Adı ‘Yasak’tı; bugüne kadar hep hor görülmüştü. Kullananca kullanmadığı ileri sürülerek kullanılmış, eskidikçe atılmış, tu kaka edilmiş, sonra yeri gelmiş yeniden kullanılmadığı ileri sürülerek kullanılmıştı. Birden hatırladı: Bir sıkıyönetim komutanı ‘yasakladım’ demiş, ardından ‘Yasağın duyurulmasını da yasakladım’ buyurmuş, çizmeleriyle kişiliği üzerinde debelenmişti. O zamanlar bir kişiliği olduğu bilinmezdi. İnsanın icat ettiği korkutma efekti bir kavram, kanun kitabındaki bir sözcük dizisi veya otorite ve yetki sahibinin ağzından dökülen buyurgan üstünlük tutkusu olarak görülürdü. Evet, evet, otorite ve yetki sahibinin bu üstünlük tutkusu onu yüreklendirmiş, kanun kitabındaki sözcük dizisi ya da ağızdan dökülen buyurgan ifade veya yargı kararında millet adına gereği düşünülen hükümle meşruluk kazanmış bir kavramsal kategori olmaktan çıktığını haykırmak ve bundan böyle kişilik sahibi sanal bir canlı varlık olduğunu ilan etmek zamanı geldiğine inanmıştı. Bundan böyle ‘Yasak’ dendi mi herkes adının ulvileştirdiği kişiliği önünde saygı ya da huşu veya coşku ile heyecanlanacaktı.

Bir daha aynaya baktı, kendini pek beğendi. Artık kişiliğini cümle aleme kabul ettirme zamanı gelmişti. Adı ‘Yasak’tı; istediğini yasaklama, yasaklananın ne olduğunu bildirmeyi de yasaklama, yasaklamayı insanlar arası ilişkilerin her alanına yayma yetisi televizyon kanallarında psikologlar, sosyologlar, hukukçular, tıpçılar, genetikçiler, moleküler biyologlar, fizikçiler, matematikçiler, kimyacılar, bilen bağımsız yazarlar, bilmeyen gözü kapalı taraflı gazeteciler, istihbaratçılar, Orta Doğu, Amerika, uzaylı uzmanları, telekinezi çözümleyicisi danışmanlar ve tabii ki ekonomist toparlayıcılar tartışmalı, kendisini herkesin boyun eğmesine sunmalıydılar. Ola ki birileri çıkar, ‘yasaklamayı yasaklamak’ vaadiyle göz boyarsa, onlar yasaklanmalı, yasaklandıklarını bilmeleri de yasaklanmalıydı.

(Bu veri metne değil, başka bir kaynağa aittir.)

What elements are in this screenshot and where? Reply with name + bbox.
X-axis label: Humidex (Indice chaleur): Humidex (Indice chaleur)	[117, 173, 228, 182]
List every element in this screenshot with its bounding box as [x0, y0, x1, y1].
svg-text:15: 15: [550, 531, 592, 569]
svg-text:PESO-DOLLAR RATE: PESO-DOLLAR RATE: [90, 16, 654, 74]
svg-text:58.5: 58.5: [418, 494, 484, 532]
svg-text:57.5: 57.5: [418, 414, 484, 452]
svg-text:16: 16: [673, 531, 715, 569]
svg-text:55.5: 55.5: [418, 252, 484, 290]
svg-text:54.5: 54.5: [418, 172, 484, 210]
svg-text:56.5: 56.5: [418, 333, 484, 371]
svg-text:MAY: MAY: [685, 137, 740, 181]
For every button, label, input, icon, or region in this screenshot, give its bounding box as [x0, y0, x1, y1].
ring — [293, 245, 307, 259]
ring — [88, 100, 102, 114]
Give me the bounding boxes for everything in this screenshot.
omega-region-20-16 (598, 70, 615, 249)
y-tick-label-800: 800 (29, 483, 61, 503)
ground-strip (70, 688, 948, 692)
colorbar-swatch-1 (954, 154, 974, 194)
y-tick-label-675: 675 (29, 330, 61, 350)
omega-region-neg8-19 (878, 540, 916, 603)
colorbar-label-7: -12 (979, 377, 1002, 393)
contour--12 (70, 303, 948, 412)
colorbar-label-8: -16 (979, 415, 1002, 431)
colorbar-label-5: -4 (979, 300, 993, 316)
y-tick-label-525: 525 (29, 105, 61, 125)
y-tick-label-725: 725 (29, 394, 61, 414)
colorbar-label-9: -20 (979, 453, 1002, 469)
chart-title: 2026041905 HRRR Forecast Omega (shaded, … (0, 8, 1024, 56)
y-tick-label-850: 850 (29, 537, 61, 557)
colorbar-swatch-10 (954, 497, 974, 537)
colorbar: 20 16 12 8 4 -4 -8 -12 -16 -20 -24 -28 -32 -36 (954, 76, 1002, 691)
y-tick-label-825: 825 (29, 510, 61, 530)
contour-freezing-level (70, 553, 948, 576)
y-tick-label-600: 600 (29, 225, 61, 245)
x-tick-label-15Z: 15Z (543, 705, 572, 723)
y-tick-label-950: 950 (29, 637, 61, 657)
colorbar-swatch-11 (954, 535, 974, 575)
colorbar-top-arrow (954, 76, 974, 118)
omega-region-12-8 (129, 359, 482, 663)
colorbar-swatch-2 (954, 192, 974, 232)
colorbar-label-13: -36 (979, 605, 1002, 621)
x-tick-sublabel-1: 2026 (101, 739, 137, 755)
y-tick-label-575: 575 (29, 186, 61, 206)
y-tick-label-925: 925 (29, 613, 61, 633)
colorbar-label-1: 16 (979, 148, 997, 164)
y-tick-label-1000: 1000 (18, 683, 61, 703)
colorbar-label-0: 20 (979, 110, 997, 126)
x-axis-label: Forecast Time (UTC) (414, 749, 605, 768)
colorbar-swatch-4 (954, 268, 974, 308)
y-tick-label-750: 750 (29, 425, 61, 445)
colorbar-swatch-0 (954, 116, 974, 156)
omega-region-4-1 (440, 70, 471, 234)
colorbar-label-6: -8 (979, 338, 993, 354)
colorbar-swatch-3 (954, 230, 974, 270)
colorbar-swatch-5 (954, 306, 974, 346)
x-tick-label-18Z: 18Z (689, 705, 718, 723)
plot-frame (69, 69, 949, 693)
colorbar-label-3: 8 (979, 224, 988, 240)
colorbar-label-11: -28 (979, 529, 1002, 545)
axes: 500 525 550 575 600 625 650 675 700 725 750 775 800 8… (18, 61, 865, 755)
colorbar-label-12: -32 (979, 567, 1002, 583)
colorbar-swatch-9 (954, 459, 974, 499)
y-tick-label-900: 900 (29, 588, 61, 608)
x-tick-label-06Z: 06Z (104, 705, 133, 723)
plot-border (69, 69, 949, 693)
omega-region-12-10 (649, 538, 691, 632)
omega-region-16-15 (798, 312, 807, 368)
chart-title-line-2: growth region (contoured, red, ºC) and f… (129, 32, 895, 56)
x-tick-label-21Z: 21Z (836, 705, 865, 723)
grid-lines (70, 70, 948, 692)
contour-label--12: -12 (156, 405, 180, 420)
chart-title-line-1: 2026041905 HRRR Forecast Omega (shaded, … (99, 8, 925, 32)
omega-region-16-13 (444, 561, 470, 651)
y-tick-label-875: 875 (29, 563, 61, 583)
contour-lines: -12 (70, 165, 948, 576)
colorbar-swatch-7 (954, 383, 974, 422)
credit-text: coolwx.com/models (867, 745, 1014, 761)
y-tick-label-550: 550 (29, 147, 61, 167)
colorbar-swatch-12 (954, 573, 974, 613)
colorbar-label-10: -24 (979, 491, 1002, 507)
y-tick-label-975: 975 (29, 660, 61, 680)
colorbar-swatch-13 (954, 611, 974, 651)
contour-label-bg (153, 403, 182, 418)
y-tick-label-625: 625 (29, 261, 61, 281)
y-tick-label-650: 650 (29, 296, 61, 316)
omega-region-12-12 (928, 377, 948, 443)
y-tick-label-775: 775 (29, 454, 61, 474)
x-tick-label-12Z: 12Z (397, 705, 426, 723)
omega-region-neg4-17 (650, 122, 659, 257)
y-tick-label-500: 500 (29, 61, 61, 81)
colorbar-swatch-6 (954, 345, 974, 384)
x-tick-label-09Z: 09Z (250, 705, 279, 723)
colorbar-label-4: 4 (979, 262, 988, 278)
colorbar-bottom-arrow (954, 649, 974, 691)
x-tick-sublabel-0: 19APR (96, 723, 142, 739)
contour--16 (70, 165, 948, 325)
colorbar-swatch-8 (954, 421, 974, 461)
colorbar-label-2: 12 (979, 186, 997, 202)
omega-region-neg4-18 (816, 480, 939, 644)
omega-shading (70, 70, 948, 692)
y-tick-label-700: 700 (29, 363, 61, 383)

Kişiliğinin kabul edilmediği yıllardaki gözlemlerinin birikimiyle tasarladığı harekat planını şöyle bir gözden geçirdi. Kişi olmadan kişiliğinin olabilmesi için kuru bir kavramsal kategori olmaktan çıkması, sanal bir canlı varlığa dönüşmesi gerekiyordu. Bunun ise tek bir yolu vardı: ‘Milli’ olduğunun ilanı… Yani ‘milli yasak’ haline dönüşmesi. Tıpkı ‘milli irade’ gibi. Hatta ‘Milli irade gibi olması’ değil, ‘Milli iradenin özüyle kaynaşıp onun ondan koparılamaz’ bileşkesi haline gelmesi gerekiyordu. Bunun nasıl olacağı belliydi ve mücadeleyi kazanacağına emindi. Milli irade ile milli yasak birbirine sarılacak, iç içe geçecek ve gün gelecek ‘milli Yasak’ın iradesi’ tek geçerli hüküm sürme aracı olarak ülkenin siyasal yaşamına egemen olacaktı.”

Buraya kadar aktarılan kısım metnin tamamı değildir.